Ainsi l’évêque épiscopalien John Shelby Spong qui, à un de ses paroissiens qui lui disait : «Lors qu'à l'église on dit le credo de Nicée, ma conscience me dit que je suis malhonnête car je n'y crois pas vraiment.» lui répondit : «Comme bien d'autres, vous êtes victime des affirmations de l'Église. Elle voudrait faire croire que les credo sont divinement inspirés et qu'ils expriment si parfaitement la foi chrétienne qu'on ne peut pas les mettre en doute. Mais ce n'est pas du tout vrai.

C'est au 3e siècle que les credo sont nés. Ils variaient d'une communauté à l'autre et n'ont que lentement évolué vers la forme qu'ils ont maintenant. Par exemple le symbole de «Nicée-Constantinople», a été fixé précisément par les conciles de Nicée en 325 et de Constantinople en 381. Mais les votes y ont été acquis dans une telle ambiance de marchandages et de compromis et les débats ont connu tant de retournements de situation, que les délégués auraient été les premiers surpris d'apprendre que leur texte serait considéré dans la suite comme divinement inspiré !

Le fait que dans la suite l'Église ait persécuté et même brûlé vif ceux qui se permettaient de discuter certains de ces articles montre à quel point les sentiments d'insécurité de la vie et d'incertitude de la foi peuvent rendre les hommes méchants, démoniaques et meurtriers. Les credo représentent de simples jalons de l'état de la doctrine à une certaine époque de la vie de l'Église. Ils sont révélateurs des idées que l'on avait alors.

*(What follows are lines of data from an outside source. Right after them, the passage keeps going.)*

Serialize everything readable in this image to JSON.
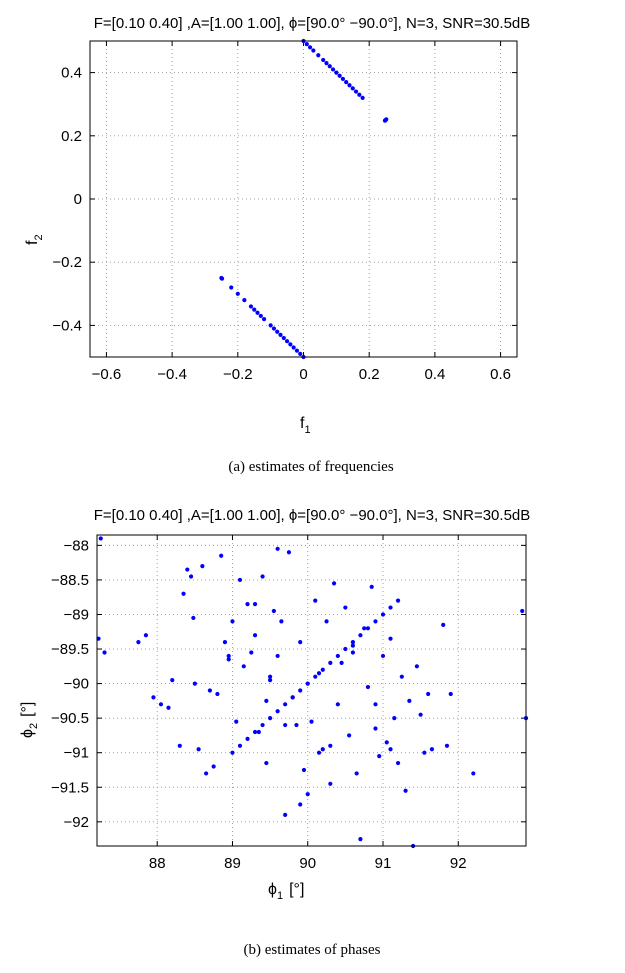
{
  "chart_data": [
    {
      "type": "scatter",
      "title": "F=[0.10  0.40] ,A=[1.00  1.00], ϕ=[90.0°   −90.0°], N=3, SNR=30.5dB",
      "xlabel": "f",
      "xlabel_sub": "1",
      "ylabel": "f",
      "ylabel_sub": "2",
      "xlim": [
        -0.65,
        0.65
      ],
      "ylim": [
        -0.5,
        0.5
      ],
      "xticks": [
        -0.6,
        -0.4,
        -0.2,
        0,
        0.2,
        0.4,
        0.6
      ],
      "xtick_labels": [
        "−0.6",
        "−0.4",
        "−0.2",
        "0",
        "0.2",
        "0.4",
        "0.6"
      ],
      "yticks": [
        0.4,
        0.2,
        0,
        -0.2,
        -0.4
      ],
      "ytick_labels": [
        "0.4",
        "0.2",
        "0",
        "−0.2",
        "−0.4"
      ],
      "grid": true,
      "caption": "(a)  estimates  of  frequencies",
      "color": "#0000ff",
      "series": [
        {
          "values": [
            [
              0.0,
              0.5
            ],
            [
              0.01,
              0.49
            ],
            [
              0.02,
              0.48
            ],
            [
              0.03,
              0.47
            ],
            [
              0.045,
              0.455
            ],
            [
              0.06,
              0.44
            ],
            [
              0.07,
              0.43
            ],
            [
              0.08,
              0.42
            ],
            [
              0.09,
              0.41
            ],
            [
              0.1,
              0.4
            ],
            [
              0.11,
              0.39
            ],
            [
              0.12,
              0.38
            ],
            [
              0.13,
              0.37
            ],
            [
              0.14,
              0.36
            ],
            [
              0.15,
              0.35
            ],
            [
              0.16,
              0.34
            ],
            [
              0.17,
              0.33
            ],
            [
              0.18,
              0.32
            ],
            [
              0.25,
              0.25
            ],
            [
              0.252,
              0.252
            ],
            [
              0.248,
              0.248
            ],
            [
              -0.25,
              -0.25
            ],
            [
              -0.248,
              -0.252
            ],
            [
              -0.22,
              -0.28
            ],
            [
              -0.2,
              -0.3
            ],
            [
              -0.18,
              -0.32
            ],
            [
              -0.16,
              -0.34
            ],
            [
              -0.15,
              -0.35
            ],
            [
              -0.14,
              -0.36
            ],
            [
              -0.13,
              -0.37
            ],
            [
              -0.12,
              -0.38
            ],
            [
              -0.1,
              -0.4
            ],
            [
              -0.09,
              -0.41
            ],
            [
              -0.08,
              -0.42
            ],
            [
              -0.07,
              -0.43
            ],
            [
              -0.06,
              -0.44
            ],
            [
              -0.05,
              -0.45
            ],
            [
              -0.04,
              -0.46
            ],
            [
              -0.03,
              -0.47
            ],
            [
              -0.02,
              -0.48
            ],
            [
              -0.01,
              -0.49
            ],
            [
              0.0,
              -0.5
            ]
          ]
        }
      ]
    },
    {
      "type": "scatter",
      "title": "F=[0.10  0.40] ,A=[1.00  1.00], ϕ=[90.0°   −90.0°], N=3, SNR=30.5dB",
      "xlabel": "ϕ",
      "xlabel_sub": "1",
      "xlabel_unit": "[°]",
      "ylabel": "ϕ",
      "ylabel_sub": "2",
      "ylabel_unit": "[°]",
      "xlim": [
        87.2,
        92.9
      ],
      "ylim": [
        -92.35,
        -87.85
      ],
      "xticks": [
        88,
        89,
        90,
        91,
        92
      ],
      "xtick_labels": [
        "88",
        "89",
        "90",
        "91",
        "92"
      ],
      "yticks": [
        -88,
        -88.5,
        -89,
        -89.5,
        -90,
        -90.5,
        -91,
        -91.5,
        -92
      ],
      "ytick_labels": [
        "−88",
        "−88.5",
        "−89",
        "−89.5",
        "−90",
        "−90.5",
        "−91",
        "−91.5",
        "−92"
      ],
      "grid": true,
      "caption": "(b)  estimates  of  phases",
      "color": "#0000ff",
      "series": [
        {
          "values": [
            [
              87.25,
              -87.9
            ],
            [
              87.22,
              -89.35
            ],
            [
              87.3,
              -89.55
            ],
            [
              87.75,
              -89.4
            ],
            [
              87.85,
              -89.3
            ],
            [
              87.95,
              -90.2
            ],
            [
              88.05,
              -90.3
            ],
            [
              88.15,
              -90.35
            ],
            [
              88.2,
              -89.95
            ],
            [
              88.3,
              -90.9
            ],
            [
              88.35,
              -88.7
            ],
            [
              88.4,
              -88.35
            ],
            [
              88.45,
              -88.45
            ],
            [
              88.48,
              -89.05
            ],
            [
              88.5,
              -90.0
            ],
            [
              88.55,
              -90.95
            ],
            [
              88.6,
              -88.3
            ],
            [
              88.65,
              -91.3
            ],
            [
              88.7,
              -90.1
            ],
            [
              88.75,
              -91.2
            ],
            [
              88.8,
              -90.15
            ],
            [
              88.85,
              -88.15
            ],
            [
              88.9,
              -89.4
            ],
            [
              88.95,
              -89.65
            ],
            [
              89.0,
              -89.1
            ],
            [
              89.05,
              -90.55
            ],
            [
              89.1,
              -88.5
            ],
            [
              89.15,
              -89.75
            ],
            [
              89.2,
              -88.85
            ],
            [
              89.25,
              -89.55
            ],
            [
              89.3,
              -89.3
            ],
            [
              89.35,
              -90.7
            ],
            [
              89.4,
              -88.45
            ],
            [
              89.45,
              -90.25
            ],
            [
              89.5,
              -89.9
            ],
            [
              89.55,
              -88.95
            ],
            [
              89.6,
              -88.05
            ],
            [
              89.65,
              -89.1
            ],
            [
              89.7,
              -91.9
            ],
            [
              89.75,
              -88.1
            ],
            [
              89.8,
              -90.2
            ],
            [
              89.85,
              -90.6
            ],
            [
              89.9,
              -89.4
            ],
            [
              89.95,
              -91.25
            ],
            [
              90.0,
              -91.6
            ],
            [
              90.05,
              -90.55
            ],
            [
              90.1,
              -88.8
            ],
            [
              90.15,
              -89.85
            ],
            [
              90.2,
              -90.95
            ],
            [
              90.25,
              -89.1
            ],
            [
              90.3,
              -91.45
            ],
            [
              90.35,
              -88.55
            ],
            [
              90.4,
              -90.3
            ],
            [
              90.45,
              -89.7
            ],
            [
              90.5,
              -88.9
            ],
            [
              90.55,
              -90.75
            ],
            [
              90.6,
              -89.45
            ],
            [
              90.65,
              -91.3
            ],
            [
              90.7,
              -92.25
            ],
            [
              90.75,
              -89.2
            ],
            [
              90.8,
              -90.05
            ],
            [
              90.85,
              -88.6
            ],
            [
              90.9,
              -90.65
            ],
            [
              90.95,
              -91.05
            ],
            [
              91.0,
              -89.6
            ],
            [
              91.05,
              -90.85
            ],
            [
              91.1,
              -89.35
            ],
            [
              91.15,
              -90.5
            ],
            [
              91.2,
              -91.15
            ],
            [
              91.25,
              -89.9
            ],
            [
              91.3,
              -91.55
            ],
            [
              91.35,
              -90.25
            ],
            [
              91.4,
              -92.35
            ],
            [
              91.45,
              -89.75
            ],
            [
              91.5,
              -90.45
            ],
            [
              91.55,
              -91.0
            ],
            [
              91.6,
              -90.15
            ],
            [
              91.65,
              -90.95
            ],
            [
              91.8,
              -89.15
            ],
            [
              91.85,
              -90.9
            ],
            [
              91.9,
              -90.15
            ],
            [
              92.2,
              -91.3
            ],
            [
              92.85,
              -88.95
            ],
            [
              92.9,
              -90.5
            ],
            [
              89.3,
              -88.85
            ],
            [
              89.5,
              -89.95
            ],
            [
              89.7,
              -90.6
            ],
            [
              90.6,
              -89.55
            ],
            [
              90.3,
              -90.9
            ],
            [
              89.9,
              -91.75
            ],
            [
              90.9,
              -90.3
            ],
            [
              89.6,
              -89.6
            ],
            [
              90.15,
              -91.0
            ],
            [
              91.1,
              -90.95
            ],
            [
              88.95,
              -89.6
            ],
            [
              89.45,
              -91.15
            ]
          ]
        },
        {
          "values": [
            [
              89.0,
              -91.0
            ],
            [
              89.1,
              -90.9
            ],
            [
              89.2,
              -90.8
            ],
            [
              89.3,
              -90.7
            ],
            [
              89.4,
              -90.6
            ],
            [
              89.5,
              -90.5
            ],
            [
              89.6,
              -90.4
            ],
            [
              89.7,
              -90.3
            ],
            [
              89.8,
              -90.2
            ],
            [
              89.9,
              -90.1
            ],
            [
              90.0,
              -90.0
            ],
            [
              90.1,
              -89.9
            ],
            [
              90.2,
              -89.8
            ],
            [
              90.3,
              -89.7
            ],
            [
              90.4,
              -89.6
            ],
            [
              90.5,
              -89.5
            ],
            [
              90.6,
              -89.4
            ],
            [
              90.7,
              -89.3
            ],
            [
              90.8,
              -89.2
            ],
            [
              90.9,
              -89.1
            ],
            [
              91.0,
              -89.0
            ],
            [
              91.1,
              -88.9
            ],
            [
              91.2,
              -88.8
            ]
          ]
        }
      ]
    }
  ]
}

Une naissance miraculeuse était, par exemple, traditionnellement attribuée à un homme important. D'autant plus que l'on ignorait à l'époque les processus de la reproduction. Il ne viendrait aujourd'hui à personne l'idée d'y voir une vérité scientifique. En disant que le Christ est «descendu du ciel» et «monté au ciel», le credo assume naturellement la conception de son époque où l'on croyait que la terre était au centre de l'univers et que le ciel était au-dessus. Nous savons, depuis Copernic, qu'il n'en est rien.

Les credo sont des hymnes d'amour que nous chantons à notre Dieu ; nous laissons leurs paroles nous toucher mais nous ne les prenons pas à la lettre. L'Église, un jour, les réécrira. Mais cette nouvelle version deviendra vite, elle aussi, obsolète et source d'erreur, car tel est le sort de toutes les oeuvres humaines.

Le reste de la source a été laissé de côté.